Rick Buchtman is known for bringing out quite the spread when he goes ice fishing on Upper Greenwood Lake. In addition to his gear, he drags out a grill, a sled with firewood, chips, sodas, and venison hot dogs from a deer he’d shot and had butchered locally.
“That’s part of ice fishing, sharing a natural resource,” said Buchtman.
The grill is a steel drum on skis that his crew fished up from the bottom of the lake a couple years ago. Somebody else must’ve made the drum for ice fishing and left it out on the ice too long, Buchtman conjectured. He is not about to make the same mistake. “That comes home with us every time,” he said.
An arborist by trade, Buchtman can only sneak out once or twice a month to fish in the summer. Come winter, he can be found “jiggin’” weekly. The day starts at sun-up and goes until 4pm or so. “If you drag that much stuff on the ice you try to make a day of it,” he said.
Ice fishing is naturally a more sociable pastime than being out in a boat that can only hold a few guys, Buchtman finds. He invites his daughter, the local Boy Scout troop, anyone with kids.
“When the kids are there, it doesn’t matter whose flag goes off, we get the kids to go deal with the fish.
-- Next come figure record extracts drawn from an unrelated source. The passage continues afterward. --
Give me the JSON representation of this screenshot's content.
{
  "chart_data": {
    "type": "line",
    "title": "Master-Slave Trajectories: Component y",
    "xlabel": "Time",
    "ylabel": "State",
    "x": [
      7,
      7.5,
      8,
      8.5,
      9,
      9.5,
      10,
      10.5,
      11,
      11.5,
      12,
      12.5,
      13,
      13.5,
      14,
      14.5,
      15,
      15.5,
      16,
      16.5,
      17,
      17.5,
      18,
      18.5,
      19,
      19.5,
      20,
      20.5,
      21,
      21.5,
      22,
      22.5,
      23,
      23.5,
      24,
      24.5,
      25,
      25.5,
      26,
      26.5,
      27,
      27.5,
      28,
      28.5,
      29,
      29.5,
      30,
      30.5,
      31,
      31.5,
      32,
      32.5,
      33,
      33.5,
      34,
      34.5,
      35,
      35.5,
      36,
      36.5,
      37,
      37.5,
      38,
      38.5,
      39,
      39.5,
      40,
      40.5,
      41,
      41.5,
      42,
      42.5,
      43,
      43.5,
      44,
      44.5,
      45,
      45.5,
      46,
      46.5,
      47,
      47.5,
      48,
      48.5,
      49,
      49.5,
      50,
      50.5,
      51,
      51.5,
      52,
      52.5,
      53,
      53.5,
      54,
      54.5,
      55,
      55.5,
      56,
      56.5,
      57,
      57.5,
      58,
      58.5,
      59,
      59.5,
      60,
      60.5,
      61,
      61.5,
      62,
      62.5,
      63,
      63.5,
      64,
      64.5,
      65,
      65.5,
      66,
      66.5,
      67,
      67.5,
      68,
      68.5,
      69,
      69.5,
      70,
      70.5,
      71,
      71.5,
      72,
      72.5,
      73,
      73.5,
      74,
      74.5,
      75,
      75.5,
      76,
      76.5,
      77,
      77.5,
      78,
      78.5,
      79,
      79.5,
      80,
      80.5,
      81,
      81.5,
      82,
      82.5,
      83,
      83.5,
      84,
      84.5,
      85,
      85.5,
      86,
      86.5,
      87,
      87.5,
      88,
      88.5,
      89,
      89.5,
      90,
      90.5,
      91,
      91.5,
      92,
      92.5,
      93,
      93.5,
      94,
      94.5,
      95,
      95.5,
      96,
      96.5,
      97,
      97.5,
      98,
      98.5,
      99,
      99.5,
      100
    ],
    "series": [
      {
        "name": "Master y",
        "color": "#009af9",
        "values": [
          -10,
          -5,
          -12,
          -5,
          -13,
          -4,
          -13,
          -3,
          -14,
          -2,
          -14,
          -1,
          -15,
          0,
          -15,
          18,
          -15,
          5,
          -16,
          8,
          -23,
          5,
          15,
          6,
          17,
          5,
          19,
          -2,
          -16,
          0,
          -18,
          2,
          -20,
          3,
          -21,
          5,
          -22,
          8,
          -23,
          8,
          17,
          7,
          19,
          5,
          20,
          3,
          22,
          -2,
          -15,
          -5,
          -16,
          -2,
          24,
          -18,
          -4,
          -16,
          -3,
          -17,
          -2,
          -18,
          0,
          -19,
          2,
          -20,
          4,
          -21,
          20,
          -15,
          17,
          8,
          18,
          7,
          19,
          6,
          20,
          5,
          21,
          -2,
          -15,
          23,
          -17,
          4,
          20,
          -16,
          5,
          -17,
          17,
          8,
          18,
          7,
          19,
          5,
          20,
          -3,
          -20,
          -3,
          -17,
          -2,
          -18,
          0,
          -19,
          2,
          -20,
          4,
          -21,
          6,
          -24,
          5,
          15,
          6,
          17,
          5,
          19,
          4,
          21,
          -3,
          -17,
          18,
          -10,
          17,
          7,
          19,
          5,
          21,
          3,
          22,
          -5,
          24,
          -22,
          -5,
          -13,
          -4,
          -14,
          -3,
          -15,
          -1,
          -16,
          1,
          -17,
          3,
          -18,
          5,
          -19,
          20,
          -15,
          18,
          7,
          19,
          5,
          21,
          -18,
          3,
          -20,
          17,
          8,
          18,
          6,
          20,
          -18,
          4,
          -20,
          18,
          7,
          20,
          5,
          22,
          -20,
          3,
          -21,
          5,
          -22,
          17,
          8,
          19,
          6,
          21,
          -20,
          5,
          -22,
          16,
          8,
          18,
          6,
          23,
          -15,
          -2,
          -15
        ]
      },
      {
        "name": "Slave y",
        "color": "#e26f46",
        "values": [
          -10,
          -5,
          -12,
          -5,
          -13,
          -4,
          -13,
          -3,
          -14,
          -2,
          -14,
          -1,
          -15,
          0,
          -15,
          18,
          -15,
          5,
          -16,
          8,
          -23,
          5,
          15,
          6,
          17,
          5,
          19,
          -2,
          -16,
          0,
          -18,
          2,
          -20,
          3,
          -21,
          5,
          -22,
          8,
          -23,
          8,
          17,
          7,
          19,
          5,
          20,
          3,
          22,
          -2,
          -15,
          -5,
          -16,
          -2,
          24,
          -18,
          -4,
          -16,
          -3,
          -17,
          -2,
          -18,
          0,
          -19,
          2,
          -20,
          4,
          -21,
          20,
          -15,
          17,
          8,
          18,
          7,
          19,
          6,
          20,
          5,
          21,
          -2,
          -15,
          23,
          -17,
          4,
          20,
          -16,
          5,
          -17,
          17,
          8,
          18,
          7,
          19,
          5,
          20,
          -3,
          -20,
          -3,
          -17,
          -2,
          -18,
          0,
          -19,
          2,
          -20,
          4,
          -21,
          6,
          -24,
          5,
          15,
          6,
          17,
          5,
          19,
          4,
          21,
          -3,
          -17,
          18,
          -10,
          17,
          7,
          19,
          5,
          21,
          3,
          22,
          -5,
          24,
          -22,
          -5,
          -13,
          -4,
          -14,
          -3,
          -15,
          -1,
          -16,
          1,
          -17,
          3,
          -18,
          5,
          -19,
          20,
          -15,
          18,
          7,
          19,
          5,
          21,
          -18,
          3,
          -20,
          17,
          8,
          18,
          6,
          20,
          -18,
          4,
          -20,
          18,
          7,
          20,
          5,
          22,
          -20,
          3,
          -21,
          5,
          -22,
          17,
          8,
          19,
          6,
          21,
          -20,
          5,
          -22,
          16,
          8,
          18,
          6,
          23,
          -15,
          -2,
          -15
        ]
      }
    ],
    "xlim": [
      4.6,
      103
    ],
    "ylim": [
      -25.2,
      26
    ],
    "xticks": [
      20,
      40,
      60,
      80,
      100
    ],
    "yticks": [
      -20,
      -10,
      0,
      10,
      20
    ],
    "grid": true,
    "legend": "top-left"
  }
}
It just brightens up the day,” he said. “If you can get a kid hooked on fishing, that’s a lot of fun. It’s a clean wholesome activity, it teaches them respect for natural resources, and they get to see firsthand where their food comes from.”
When you’re out on the ice for the day, you can pop in to have a hot dog with another camps or, as happened the day Dirt tagged along, you might toss a few fish to a dad and his kids skating by. You can even take a snooze in a sled, as demonstrated by Buchtman’s fishing buddy Casey Norman. Norman had been on a date the night before, and the afternoon found him catching zzz’s instead of fish.